Genetiğin yeteneklerimiz üzerinde büyük etkisi var, ancak yeterli pratik yapılmazsa yeteneğin yok olması kaçınılmaz. Yapılan araştırmalar çok yetenekli olan kişilerin, çocukluk yıllarından bu yana mevcut potansiyelini keşfetme ve ortaya çıkarma çabasında olduklarını gösteriyor. Ancak genetik olarak yetenek potansiyeli olmadan da, küçük yaşlardan itibaren bir alana yönelmek, çok çalışarak çaba harcamanın da başarıyı getirdiğini gösteren birçok örnekler var.
Somut bir örnek olarak, 1947-2010 yıllarında yaşamış Macar eğitim psikoloğu ve satranç hocası Laszlo Polgar’ı gösterebiliriz. Yeteneğin doğuştan gelmediği, dolayısıyla öğrenilebileceğini iddia eden Polgar ilginç bir deneye kalkışıyor. Kendisi sıradan bir satranç oyuncusu, ancak deney konusu olarak satrancı seçiyor. Salt bu iddiasını kanıtlamak için gazete ilanı ile tanıştığı ve evlendiği Ukrayna’lı eşi ise hiç satranç bilmiyor. Dünyaya gelen üç kızını da üç yaşından itibaren özel bir programla yetiştiriyor. Yıllar içinde üç kız da satrançta müthiş bir noktaya ulaşıyorlar, hepsi “Grand Master” ünvanı alıyorlar ve en küçük kızı Judit Polgar ise tarihin en güçlü kadın satranç oyuncusu ünvanını elde ediyor. Kısacası Polgar tezini kanıtlıyor ve yoğun çalışma ile mükemmelliğe ulaşılacağını dünyaya gösteriyor. Ünlü düşünür John Locke, birçok düşünür karşı çıksa da “insan dünyaya bomboş bir levha gibi gelir ve zamanla her şeyi öğrenir ve edinir” der. Genel olarak başarının yarısı genetik özelliklerin, diğer yarısı da yaşam boyu sürecek yoğun pratik ve çalışmaların sonucudur. Yeteneğin doğuştan gelip, gelmediği tartışılsa da, kesin olan yeteneklerimizi ancak çalışarak geliştirebileceğimiz gerçeğidir. İlgi duyduğunuz alanda sıkı çalışırsanız, yoğun çaba harcarsanız ulaşılamayacak bir başarı yoktur.
Herkesin doğuştan gelen ve başarılı olacağı bir alan var. Eğitim sistemi kişinin bu potansiyelini keşfetmesine yardımcı olacak şekilde tasarımlanmalı. Bugün böyle bir sisteme sahip değiliz. Çocuklarımız hangi kriterlerle geleceklerine yön veriyorlar? Kendi potansiyelinin farkındalar mı? Bu çocukların kendi başlarına yapabilecekleri bir şey değil. Yol gösterici süreçlere ihtiyaçları var. Bugün hiç ilgileri olmayan disiplinlerde yıllarca okuyan, diploma alan ve alanlarında hiç çalışmayan çocuklarımız var.

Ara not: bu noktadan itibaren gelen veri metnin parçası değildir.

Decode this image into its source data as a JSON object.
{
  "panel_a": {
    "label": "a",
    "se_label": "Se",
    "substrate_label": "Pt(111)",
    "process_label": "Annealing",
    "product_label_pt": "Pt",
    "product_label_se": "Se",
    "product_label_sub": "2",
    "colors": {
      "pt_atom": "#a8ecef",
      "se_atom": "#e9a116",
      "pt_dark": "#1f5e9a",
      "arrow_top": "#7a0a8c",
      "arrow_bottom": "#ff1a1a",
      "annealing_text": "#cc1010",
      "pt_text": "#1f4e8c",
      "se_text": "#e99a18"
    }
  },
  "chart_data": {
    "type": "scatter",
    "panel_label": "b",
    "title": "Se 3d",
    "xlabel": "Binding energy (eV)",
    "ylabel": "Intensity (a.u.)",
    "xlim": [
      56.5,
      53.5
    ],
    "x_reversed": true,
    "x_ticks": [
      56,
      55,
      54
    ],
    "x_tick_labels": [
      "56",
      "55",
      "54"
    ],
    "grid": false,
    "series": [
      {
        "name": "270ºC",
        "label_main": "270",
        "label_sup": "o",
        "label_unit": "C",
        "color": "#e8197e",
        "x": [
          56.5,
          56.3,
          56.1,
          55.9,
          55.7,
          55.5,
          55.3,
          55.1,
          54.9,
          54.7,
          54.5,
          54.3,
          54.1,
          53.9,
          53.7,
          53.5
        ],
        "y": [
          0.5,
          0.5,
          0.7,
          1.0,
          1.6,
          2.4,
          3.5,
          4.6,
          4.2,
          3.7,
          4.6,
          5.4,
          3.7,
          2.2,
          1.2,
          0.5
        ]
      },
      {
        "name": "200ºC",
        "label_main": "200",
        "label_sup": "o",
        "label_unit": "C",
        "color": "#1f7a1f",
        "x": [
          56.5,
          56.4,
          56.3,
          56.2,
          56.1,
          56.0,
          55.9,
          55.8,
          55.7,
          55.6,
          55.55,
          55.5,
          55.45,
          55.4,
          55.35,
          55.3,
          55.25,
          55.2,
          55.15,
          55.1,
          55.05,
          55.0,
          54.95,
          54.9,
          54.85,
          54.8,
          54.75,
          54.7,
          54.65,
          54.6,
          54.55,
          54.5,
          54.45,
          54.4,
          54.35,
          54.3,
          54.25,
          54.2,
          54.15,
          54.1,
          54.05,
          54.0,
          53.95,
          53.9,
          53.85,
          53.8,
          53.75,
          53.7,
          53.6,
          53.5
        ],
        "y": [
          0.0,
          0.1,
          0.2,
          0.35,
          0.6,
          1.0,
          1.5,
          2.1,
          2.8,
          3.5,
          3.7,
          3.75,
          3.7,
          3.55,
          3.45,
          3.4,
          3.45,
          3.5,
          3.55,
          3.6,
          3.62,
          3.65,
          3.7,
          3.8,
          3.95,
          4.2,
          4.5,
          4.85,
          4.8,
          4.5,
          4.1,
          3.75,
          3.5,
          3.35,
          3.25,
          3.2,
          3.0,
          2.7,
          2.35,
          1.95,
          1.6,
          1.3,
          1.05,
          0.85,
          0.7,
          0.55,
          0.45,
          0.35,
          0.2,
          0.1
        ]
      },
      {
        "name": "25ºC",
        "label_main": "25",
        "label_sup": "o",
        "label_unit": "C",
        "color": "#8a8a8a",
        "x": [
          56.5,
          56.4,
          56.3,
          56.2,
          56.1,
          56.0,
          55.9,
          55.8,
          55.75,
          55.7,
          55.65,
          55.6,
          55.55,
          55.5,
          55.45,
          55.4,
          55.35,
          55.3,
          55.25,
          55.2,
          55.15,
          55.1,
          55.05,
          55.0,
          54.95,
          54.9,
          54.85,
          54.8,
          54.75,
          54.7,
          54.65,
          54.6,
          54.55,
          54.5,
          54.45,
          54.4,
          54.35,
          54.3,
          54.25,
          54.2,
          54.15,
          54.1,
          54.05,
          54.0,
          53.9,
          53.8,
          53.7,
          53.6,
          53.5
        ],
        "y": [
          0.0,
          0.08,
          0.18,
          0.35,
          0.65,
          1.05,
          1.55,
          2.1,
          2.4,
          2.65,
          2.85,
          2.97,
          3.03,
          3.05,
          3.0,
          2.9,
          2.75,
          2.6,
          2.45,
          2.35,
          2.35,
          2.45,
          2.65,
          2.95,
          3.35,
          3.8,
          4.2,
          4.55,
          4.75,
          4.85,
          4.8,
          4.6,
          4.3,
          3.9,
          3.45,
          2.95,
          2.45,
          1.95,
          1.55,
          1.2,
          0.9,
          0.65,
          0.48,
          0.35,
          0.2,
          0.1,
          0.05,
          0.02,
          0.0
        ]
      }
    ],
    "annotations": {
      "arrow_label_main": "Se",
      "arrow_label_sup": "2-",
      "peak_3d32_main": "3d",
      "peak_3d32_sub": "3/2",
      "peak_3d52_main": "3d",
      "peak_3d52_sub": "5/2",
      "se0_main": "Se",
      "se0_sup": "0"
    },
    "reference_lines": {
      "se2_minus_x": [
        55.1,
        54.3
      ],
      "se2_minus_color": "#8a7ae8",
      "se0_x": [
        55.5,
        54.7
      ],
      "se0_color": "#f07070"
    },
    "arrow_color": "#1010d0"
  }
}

Türkiye’den niye bir Facebook ya da Twitter çıkmadığı sorusunu sıklıkla duyuyoruz. Donanımdan yazılıma, medyadan internet şirketlerine dek çok geniş bir skalada faaliyet gösteren şirketlere ev sahipliği yapan Silikon Vadisi şirketlerinin toplam karı 133 milyar dolara çıkmış durumda. Bu rakam Türkiye’nin GSYH’nın yaklaşık altıda birine denk geliyor. İlk on teknoloji şirketinin toplam satış gelirleri 617,6 Milyar Dolar. Türkiye’nin en değerli ilk on şirketinin satış gelirleri ise neredeyse onda biri, sadece 68,9 Miyar Dolar. Birinci sıradaki Apple’in cirosu 235 Milyar Dolar, Türkiye’nin il on şirketinin tam 3,4 katı büyüklüğünde. Yüzde 23 Karlılık oranı ile 53,7 Milyar Dolar kar elde eden Apple, en karlı şirket ünvanını açık ara koruyor. Şimdi soruyu tekrar edelim: Neden Türkiye’den böyle teknoloji şirketleri çıkmıyor, çıkamıyor? Bu şirketleri yaratmak çok mu zor? Onlar yapıyor da, biz neden yapamıyoruz? Sosyal Araştırma Platformu “Onedio” bu konuyla ilgili çalışmasında aşağıda özetlediğim sonuçlar çıkarmış;
İnsanı içinde bulunduğu toplumun dışında düşünemeyiz. Gerek toplumsal etkenler gerekse eğitsel etkenler birlikte bu sonucu doğuruyor. Çocuklarımızı bebeklikten itibaren kendimize benzetmeden büyütmek ve özgür hareket etmelerini sağlamak zorundayız. İlk adım onların bizim dışımızda bireyler olduğunu kabul etmek ve farklı olmalarını doğal karşılayacağımız bir bilince ulaşmak. Sonra bir amaç için onların hayal kurmalarını teşvik etmek, kendi potansiyel yeteneklerini fark etmelerini sağlamak ve bu alanda çalışmalarını desteklemek.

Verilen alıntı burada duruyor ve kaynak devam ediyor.